I think I’ll just stick to a continuation of what we talked about last week, but more focused on J’s last email to me in which he said that my anxiety about being misunderstood gets in the way of expressing myself as directly as possible. And how I allow people to not get what I’m saying because of worry about offending them. He did say that he was hopeful that we could discuss this last week, but I don’t think we did. I think it was more focused on my perception that he doesn’t get me and specifically in regard to how I found it difficult to email someone who I needed to say “no” to.

I don’t really think he likes to continue things from previous weeks though, so maybe that’s not a good topic.

There is so much that I COULD talk about, if I actually COULD talk about it, which I don’t think I CAN.

I was thinking, maybe my fear of being misunderstood by people is actually a fear of getting close to people, and it is just an excuse. Maybe if I allow people to understand me I will be too vulnerable and maybe I really don’t want that. All along I thought I would be happy if others could understand me, but maybe I’m preventing that from happening myself. I don’t know why I would I have a fear of getting close to anyone though, isn’t that basic human nature?
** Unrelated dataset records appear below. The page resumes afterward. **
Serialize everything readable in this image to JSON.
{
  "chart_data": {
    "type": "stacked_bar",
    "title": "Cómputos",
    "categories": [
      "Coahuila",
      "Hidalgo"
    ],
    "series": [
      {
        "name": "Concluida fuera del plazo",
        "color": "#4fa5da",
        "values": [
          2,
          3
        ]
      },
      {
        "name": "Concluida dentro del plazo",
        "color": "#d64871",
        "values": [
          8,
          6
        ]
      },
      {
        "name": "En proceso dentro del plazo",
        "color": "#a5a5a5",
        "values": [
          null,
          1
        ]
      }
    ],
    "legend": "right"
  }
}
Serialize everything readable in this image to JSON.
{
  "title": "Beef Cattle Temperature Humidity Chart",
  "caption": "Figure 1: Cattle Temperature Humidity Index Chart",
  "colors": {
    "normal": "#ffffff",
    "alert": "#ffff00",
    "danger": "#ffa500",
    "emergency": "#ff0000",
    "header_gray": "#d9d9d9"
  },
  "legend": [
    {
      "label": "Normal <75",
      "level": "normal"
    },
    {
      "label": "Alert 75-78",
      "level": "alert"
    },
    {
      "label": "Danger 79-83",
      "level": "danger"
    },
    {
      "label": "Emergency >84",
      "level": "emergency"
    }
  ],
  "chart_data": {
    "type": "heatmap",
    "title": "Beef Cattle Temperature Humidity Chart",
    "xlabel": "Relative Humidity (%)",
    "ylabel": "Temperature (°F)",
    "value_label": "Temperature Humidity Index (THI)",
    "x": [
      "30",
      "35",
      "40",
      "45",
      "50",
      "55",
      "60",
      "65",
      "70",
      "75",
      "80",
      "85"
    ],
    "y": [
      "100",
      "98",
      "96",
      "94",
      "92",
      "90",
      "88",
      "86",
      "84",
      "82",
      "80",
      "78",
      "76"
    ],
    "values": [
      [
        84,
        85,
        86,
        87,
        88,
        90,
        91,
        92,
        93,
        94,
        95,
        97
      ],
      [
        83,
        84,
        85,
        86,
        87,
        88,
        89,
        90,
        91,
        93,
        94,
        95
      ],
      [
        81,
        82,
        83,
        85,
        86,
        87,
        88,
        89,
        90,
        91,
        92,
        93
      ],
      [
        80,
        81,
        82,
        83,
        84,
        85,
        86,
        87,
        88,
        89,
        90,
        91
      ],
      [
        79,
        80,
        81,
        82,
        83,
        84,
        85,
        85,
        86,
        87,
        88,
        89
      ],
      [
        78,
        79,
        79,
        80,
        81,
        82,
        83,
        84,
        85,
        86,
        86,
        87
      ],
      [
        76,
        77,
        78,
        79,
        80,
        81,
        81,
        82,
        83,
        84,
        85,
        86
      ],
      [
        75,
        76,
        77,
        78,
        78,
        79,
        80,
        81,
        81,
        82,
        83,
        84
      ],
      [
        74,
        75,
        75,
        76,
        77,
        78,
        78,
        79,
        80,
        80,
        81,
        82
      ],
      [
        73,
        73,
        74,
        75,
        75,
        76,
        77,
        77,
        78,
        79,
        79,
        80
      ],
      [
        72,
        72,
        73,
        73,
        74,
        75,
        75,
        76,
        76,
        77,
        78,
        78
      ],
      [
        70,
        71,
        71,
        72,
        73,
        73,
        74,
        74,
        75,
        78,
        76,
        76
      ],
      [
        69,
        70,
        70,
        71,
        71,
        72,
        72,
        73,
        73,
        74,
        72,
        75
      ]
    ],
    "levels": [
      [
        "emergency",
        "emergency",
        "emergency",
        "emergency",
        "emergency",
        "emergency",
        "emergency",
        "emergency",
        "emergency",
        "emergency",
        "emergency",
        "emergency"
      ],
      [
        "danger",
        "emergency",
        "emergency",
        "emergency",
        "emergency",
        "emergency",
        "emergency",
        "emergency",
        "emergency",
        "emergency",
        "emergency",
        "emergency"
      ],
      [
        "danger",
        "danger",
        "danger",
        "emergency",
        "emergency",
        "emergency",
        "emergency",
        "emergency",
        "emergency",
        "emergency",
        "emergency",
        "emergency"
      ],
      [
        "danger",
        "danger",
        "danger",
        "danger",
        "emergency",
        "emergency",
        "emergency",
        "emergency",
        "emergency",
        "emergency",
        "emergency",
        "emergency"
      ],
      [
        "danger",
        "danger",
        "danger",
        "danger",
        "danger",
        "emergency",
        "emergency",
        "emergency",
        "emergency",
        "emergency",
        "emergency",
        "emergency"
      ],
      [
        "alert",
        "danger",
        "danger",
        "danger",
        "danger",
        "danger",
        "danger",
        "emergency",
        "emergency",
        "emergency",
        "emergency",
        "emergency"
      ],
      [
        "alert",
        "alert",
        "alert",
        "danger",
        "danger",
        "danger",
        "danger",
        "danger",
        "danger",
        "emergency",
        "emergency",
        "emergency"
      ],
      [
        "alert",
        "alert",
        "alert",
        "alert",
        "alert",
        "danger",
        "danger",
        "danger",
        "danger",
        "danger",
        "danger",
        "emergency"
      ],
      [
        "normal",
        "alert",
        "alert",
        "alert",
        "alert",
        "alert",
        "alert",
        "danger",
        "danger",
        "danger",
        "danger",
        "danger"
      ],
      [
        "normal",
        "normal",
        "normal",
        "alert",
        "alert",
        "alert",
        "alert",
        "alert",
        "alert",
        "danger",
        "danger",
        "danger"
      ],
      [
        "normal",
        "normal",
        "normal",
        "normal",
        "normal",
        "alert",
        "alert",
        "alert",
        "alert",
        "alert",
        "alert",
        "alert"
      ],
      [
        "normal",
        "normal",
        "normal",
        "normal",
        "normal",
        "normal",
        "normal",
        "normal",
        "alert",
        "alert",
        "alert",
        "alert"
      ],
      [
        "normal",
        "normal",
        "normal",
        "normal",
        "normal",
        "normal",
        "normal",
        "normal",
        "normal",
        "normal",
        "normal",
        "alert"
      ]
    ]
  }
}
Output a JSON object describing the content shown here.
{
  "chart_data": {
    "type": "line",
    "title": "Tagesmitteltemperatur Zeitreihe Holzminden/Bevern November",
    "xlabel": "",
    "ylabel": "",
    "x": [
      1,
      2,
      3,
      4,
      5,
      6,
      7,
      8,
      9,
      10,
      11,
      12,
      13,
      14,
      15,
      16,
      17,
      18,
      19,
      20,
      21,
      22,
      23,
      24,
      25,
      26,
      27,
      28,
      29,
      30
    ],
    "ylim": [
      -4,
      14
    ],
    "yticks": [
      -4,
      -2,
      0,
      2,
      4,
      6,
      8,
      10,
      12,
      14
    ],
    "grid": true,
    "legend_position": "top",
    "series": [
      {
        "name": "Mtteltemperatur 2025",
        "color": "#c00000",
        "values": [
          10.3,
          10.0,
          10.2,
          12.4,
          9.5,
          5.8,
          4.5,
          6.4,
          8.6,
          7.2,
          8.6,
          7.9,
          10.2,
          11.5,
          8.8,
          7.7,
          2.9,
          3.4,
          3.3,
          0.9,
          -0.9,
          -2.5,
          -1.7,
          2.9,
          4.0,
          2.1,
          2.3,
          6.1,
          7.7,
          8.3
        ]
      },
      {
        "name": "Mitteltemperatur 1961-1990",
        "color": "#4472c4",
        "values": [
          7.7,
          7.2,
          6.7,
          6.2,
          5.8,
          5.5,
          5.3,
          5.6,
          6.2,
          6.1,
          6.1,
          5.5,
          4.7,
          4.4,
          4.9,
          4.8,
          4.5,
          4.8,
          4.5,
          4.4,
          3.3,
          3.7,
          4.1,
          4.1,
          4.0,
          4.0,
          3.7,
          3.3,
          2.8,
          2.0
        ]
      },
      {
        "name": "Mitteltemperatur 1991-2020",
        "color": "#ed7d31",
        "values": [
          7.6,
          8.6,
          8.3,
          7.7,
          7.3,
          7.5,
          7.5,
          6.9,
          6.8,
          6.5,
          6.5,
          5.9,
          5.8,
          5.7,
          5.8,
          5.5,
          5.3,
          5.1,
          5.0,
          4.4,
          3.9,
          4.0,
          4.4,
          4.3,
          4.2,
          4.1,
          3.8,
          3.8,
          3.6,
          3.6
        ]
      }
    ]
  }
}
To feel that connection with others?



Long Time No Post

Working is definitely getting in the way of blogging – both writing and reading. There have been days when I was out for 12 hours, and unlike many days over the last couple of months those hours did not include sitting at Starbucks or Panera reading and writing. Right now I am focusing on fitness, nutrition, time management, and work, not necessarily in that order.

I’m feeling a lot more energized. The less time I have the less time I waste.

I don’t think about killing myself all of the time. I’m still waking up in the middle of the night a lot, and when I do I continue to get that sick feeling that I’ve been getting for the last year or so – crap, I’m still alive? I don’t like that. But during the day I’m really too busy to fantasize much about dying.

I am feeling a lot of anxiety about work, and how capable I am and whether I can get everything in, etc…. I guess that is to be expected. I’ve started major to do lists and calendars to stay on top of it all.

Tomorrow I see J. I’m thinking I should quit therapy. Maybe all I needed to feel better was a job. But maybe we can try again to figure out a way for me to help my son. Maybe I’m in a better frame of mind now. I don’t think I’ll see Parrot T anymore. I just don’t have the time or energy to start over with someone new. Not right now.

I’m sorry I haven’t been commenting on blogs. I try to skim them, but I really need to take some time and catch up.